A house party held on Saturday night saw a group of lads chastise one of their mates for diving straight into the communal Vodka Cruisers.
Twenty-year-old Mitch’s eyes lit up when he saw the iced-up washing bucket stacked with the Smirnoff fruit juice.
“Shit yeah!” Mitch said on entering the party.
“Haven’t had one of these since Year 10.”
Mitch’s actions quickly caught the attention of the fellas.
“Whatcha got there Mitcho? Bitta lolly water mate? [laughs]” Jimmy, one of Mitch’s mates asked rhetorically.
“Oi fellas!
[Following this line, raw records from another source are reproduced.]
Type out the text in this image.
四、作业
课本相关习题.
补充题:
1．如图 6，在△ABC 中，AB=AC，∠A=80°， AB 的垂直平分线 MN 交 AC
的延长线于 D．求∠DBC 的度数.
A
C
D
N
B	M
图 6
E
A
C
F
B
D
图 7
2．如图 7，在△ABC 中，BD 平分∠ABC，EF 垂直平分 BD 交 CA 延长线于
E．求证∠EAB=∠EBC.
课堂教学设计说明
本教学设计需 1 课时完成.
Come look at this pussy!”
But, while initially copping it from his mates, it took just one round before Jimmy and almost every other bloke at the party were caught with Cruiser in hand.
“Saturday is for the boys … and for Cruisers!” Jimmy was heard yelling.
Meanwhile, party host, Sarah, 19 — who had been busy attaching her fake lashes — soon discovered her decision to provide equal amounts of communal cruisers as beers was a total miscalculation.
“I saw Kristy sipping on a Carlton Draught with a straw and was like what the ef is actually going on here?” she said.
“The Cruisers were gone in the first hour — the boys were double-parking and everything. I can’t even.”
Sarah was forced to get Dad to go and fetch another carton of Cruisers, exclusively for the girls.
Dad, who had been interrupted from enjoying a quiet stubby watching the footy on the couch, as a result informed Sarah this would be her last house party.